|Post-Baltimore Marathon…after I PR’d and thought I was going to start running like a marathon a month. And…#fail.|
Have you ever run a marathon without really training? I signed up for the DC Rock n’ Roll Marathon back in November or so — fully intending on training like a pro throughout the winter. I bought some winter running pants, gloves and printed out a detailed schedule of training from Smart Coach. It was happening!
And then. The wicked Mr. Winter came in and broke me down. What is it about the bone chilling cold that causes your body to malfunction like whoa? It sure did for me. It’s like the cold invades my body and turns me into an old woman, with inexplicable back pain, weird joint aches and half-colds that never actually go away.
The back issue came and went, a couple times, but finally feels gone for the season. But then I had weeks of just feeling totally exhausted. I’d wake up on a Saturday after a full 9 hours of restful sleep and struggle to get out of bed. What was up?

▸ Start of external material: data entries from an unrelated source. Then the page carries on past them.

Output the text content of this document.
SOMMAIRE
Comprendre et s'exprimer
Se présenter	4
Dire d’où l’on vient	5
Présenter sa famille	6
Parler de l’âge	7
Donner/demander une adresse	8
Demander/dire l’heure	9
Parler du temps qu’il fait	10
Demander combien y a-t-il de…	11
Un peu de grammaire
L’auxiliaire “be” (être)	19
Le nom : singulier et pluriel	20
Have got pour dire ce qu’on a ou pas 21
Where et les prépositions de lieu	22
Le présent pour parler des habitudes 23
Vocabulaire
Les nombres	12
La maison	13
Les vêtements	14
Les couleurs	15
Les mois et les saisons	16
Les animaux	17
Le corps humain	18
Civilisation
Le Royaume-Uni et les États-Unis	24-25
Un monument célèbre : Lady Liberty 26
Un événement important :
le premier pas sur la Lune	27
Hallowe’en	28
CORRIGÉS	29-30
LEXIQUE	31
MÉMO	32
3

|This is how the cold made feel. WHAT ARE YOU DOING TO ME?!|
Whatever it was, training was put on hold as I struggled to just get in minimal miles. I decided I’d just be running the half marathon, instead of the whole. For some reason, I couldn’t get myself to change it online though. I could change my registration to the half or just wait until race day and decide then. According to the website, if you downgrade to the half, it will automatically register on your shoe tag so I can essentially decide on race day which I’m running.
I’m 95% sure I’m running the half. I know I should. What is it that tugs at me to just “try it” on the full? It’s the nagging knowledge that I know I’m capable of running a sub-4 — but not without real training (I think.) Still, I know I will be jealous of the “fulls” at the end of the day. But, I keep reminding myself, I’m no SR — she’s one of a kind!
“You have to forget your last marathon before you try another. Your mind can’t know what’s coming.”
— Frank Shorter, 1972 Olympic marathon gold medalist
This seems to be my problem. I’ve forgotten the sheer agony of mile 22 alone! I remember only the glory of the finish line — that is, just before and after I’m done feeling nauseated 🙂
When I get real about it, it seems like a bad idea. I remember the awfulness of Marine Corps last year, running a marathon not two weeks after I’d just run one. Oh, the unforeseen hardship! I had no idea how hard it would be since I’d just PR’d like a rockstar. I think it would be the same with this. And, I’m not sure having “on more medal” would be worth the anguish of an untrained race.
However, I do remember just reading about Courtney’s on-a-whim decision to run a marathon in Hawaii and I think that’s what got me to this precipice! But…then again, she and her friend ran it leisurely and for fun. And I have no fun friends with which to do that with! (Anyone?)
|Just after the very rough Marine Corps Marathon.|
In the end, I think I’d be just fine. I wouldn’t get injured and I’m fully confident my body could handle running a marathon. But, at this point, do I want to push through a really tough 4+ hours of running — or breeze through 2 and join my friends for a fun, post-half brunch? I’m not saying I 100% won’t run the full but I’d need some really convincing to do it at this point!